悪因縁バロメーター
私達はこの世に生を受けた者全員、大なり小なり悪因縁を持っています。しかし、どの位の悪因縁を持っているものか?ご神仏にしか判りません。他人の幸せを心の底から喜べるか、否かで少し悪因縁の大小を推し量ることが出来ると、ご神仏にお聞きしたことがあります。
ある男性が相談に来られて、「私は他人が幸せになった話を聞くと、表面は喜んで見せるけど内心は、ねたましいし、腹が立つ」と言われました。「同僚や親友など自分が親しくしている人ほど、その気持ちが強く出ます。こんな私は悪因縁が強いのですね。どうしたらこの悪い心を治せるのでしょうか?」と聞かれたのです。その方は皆に好かれている、とても評判の良い方です。

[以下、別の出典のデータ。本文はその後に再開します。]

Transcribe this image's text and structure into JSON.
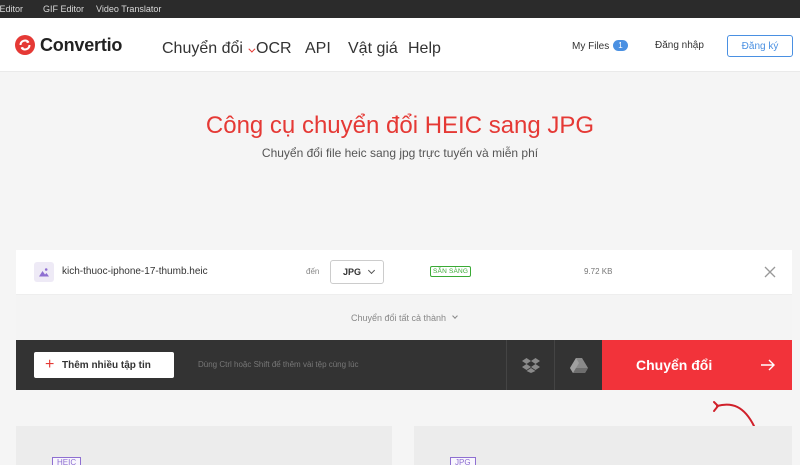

私はこれを聞いて正直な人だな、と思いながら神様にお尋ねしました。『ねたみの心を隠さずに、神の前で正直に言えたことが、既に悪因縁を除きたい、としている前兆である。つまり自分で自覚していることであり、良き方向に向かっている証拠である。悪因縁を持っていると自覚しなければ、悪因縁を取り除く事は出来ない』とおっしゃいました。例えば病気でもまず自分は病気に掛かっていると自覚しなければ薬の処方も無く、治療できないのと同じです。その答えを聞いた男性は大変喜ばれて、「もっと説法を聞いて心の向上を図ります」と言われました。ご神仏は『ねたましい、腹が立つ、その思いから少し向上させ、うらやましい、自分もそうなりたいと目標にして努力の肥料にするが良い。
しかし、うらやましいは、すぐに妬みの心に変化するから気をつける様に』と説かれました。
50年位前の万博のテーマは「進歩と調和」でしたが、それから50年も経っていますが、人の心は進歩しているのでしょうか?進歩とは経済的なことだけを指しているのではなく、心の向上と人間関係の調和も含まれています。あの時の自分よりも経済的には楽になっていないが、心のゆとりや安定を感じたら、この50年の人生は無駄ではなかったのです。
色々な面で進歩したいと思えば、他人からの非難や世間体は気にしない事。人の前を走ろうと思えば、冷たい向かい風は受けて当然である。気にする人は一生、人の陰に隠れ、他人の言葉に反論せず、常にうなずき、目立たない生き方をするしかない。しかし自分の中では一生進歩することは出来ない。どちらの人生を選ぶかは人それぞれ自由ですが、ご神仏から見られて一番無駄な人生は、他人からの非難や世間体ばかりを恐れて努力もしない人間です。
世間体とは一種の執着心です。世間体を気にする自分に気付いたら孔雀を思い出して下さい。羽を広げた孔雀はとても美しいですが、後ろ姿を見るとお尻丸出しで不格好な事この上ないのです。普通に生活している私達の世間は、職場や住んでいる町から出ると、自分を知っている人などほとんどおりません。自分たちの世間はいかに狭いかが判ります。そんな狭い世間の為に悩んで、右往左往して自分の人生を送るのは愚かなことです。自分自身の心を広くおおらかに保ち、少しずつ進歩向上致しましょう。